A mass spectrometric technique for detecting and identifying by-products in the synthesis of peptides

Abstract

The utility of a new mass spectrometric technique for detecting and identifying peptide by-products produced in the synthesis of peptides is demonstrated. The technique involves three sequential steps: (1) practically nondestructive 252Cf plasma desorption mass spectrometric analysis of monolayer amounts of the peptide(s) of interest bound to a thin layer of nitrocellulose; (2) enzyme-catalyzed microscale chemical reaction of the surface-bound peptide(s) to produce structurally informative hydrolysis products; (3) plasma desorption mass spectrometric analysis of these hydrolysis products. The first step determines the presence and the molecular weights of unwanted by-products resulting from errors or incomplete reactions during synthesis. The subsequent two steps provide information on the precise location in the peptides where errors have occurred.

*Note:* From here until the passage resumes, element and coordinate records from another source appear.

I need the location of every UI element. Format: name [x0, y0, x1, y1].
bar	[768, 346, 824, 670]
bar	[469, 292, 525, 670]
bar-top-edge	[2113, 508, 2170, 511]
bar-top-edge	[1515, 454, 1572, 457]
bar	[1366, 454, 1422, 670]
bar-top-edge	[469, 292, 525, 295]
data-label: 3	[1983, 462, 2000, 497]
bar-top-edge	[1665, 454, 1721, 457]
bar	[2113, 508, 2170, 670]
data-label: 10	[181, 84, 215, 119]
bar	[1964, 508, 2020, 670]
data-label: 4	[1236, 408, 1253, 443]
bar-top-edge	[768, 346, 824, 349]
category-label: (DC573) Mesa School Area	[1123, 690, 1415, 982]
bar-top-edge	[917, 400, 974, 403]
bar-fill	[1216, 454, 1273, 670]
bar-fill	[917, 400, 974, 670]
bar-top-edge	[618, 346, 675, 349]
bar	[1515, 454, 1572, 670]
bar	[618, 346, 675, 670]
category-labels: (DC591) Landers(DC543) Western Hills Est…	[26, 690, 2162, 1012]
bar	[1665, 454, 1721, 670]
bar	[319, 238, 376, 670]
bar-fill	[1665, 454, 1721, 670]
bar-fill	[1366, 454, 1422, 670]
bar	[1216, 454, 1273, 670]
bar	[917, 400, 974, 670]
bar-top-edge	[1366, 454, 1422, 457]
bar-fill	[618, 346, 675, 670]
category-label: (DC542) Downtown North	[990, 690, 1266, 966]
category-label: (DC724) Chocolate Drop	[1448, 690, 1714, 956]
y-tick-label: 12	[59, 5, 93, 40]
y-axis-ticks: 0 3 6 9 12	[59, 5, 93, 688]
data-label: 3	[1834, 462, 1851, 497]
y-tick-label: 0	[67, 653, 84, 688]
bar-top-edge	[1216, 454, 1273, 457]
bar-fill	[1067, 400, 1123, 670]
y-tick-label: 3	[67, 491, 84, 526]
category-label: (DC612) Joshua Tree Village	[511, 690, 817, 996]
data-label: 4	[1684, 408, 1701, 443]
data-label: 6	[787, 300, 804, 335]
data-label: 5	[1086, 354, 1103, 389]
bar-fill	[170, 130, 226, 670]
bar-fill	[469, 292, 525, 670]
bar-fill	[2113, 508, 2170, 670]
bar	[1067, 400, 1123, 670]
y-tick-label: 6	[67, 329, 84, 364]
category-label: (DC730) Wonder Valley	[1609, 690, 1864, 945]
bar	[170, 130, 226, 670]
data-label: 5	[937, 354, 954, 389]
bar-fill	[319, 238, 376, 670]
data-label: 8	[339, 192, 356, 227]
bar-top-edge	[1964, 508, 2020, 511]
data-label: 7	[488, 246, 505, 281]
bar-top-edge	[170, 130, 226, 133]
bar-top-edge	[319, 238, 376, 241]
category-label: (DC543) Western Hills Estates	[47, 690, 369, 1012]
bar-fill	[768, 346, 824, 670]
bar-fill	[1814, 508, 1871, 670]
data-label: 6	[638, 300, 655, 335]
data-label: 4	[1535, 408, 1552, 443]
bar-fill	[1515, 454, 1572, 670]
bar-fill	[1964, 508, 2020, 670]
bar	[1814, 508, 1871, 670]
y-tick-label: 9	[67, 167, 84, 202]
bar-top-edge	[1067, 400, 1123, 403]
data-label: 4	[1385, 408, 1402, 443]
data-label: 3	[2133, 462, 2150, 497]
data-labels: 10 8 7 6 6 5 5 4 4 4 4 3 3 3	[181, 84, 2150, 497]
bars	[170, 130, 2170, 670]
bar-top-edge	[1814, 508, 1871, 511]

In the present paper, the technique is applied to an investigation of unwanted peptide by-products associated with the use of tryptophan during stepwise solid-phase peptide synthesis. Synthetic preparations of melittin and [Bpa-8]dynorphin A (1–17) were each found to contain a major impurity with molecular weight 28 Da higher than that of the desired product. The impurity in the melittin preparation, in which the final deprotection step involved the high-low HF procedure, was shown to result from incomplete removal of the formyl group from Trp-19. On the other hand, the impurity in the [Bpa-8]dynorphin A (1–17) preparation, where the removal of the formyl group from Trp-14 was carried out using piperidine, was shown to result from migration of the formyl group to Lys-11 or Lys-13. Findings concerning the relative rates of hydrolysis at Ni-formylated tryptophan and Trp by chymotrypsin and Nε-formylated lysine and Lys by carboxypeptidase B are also presented.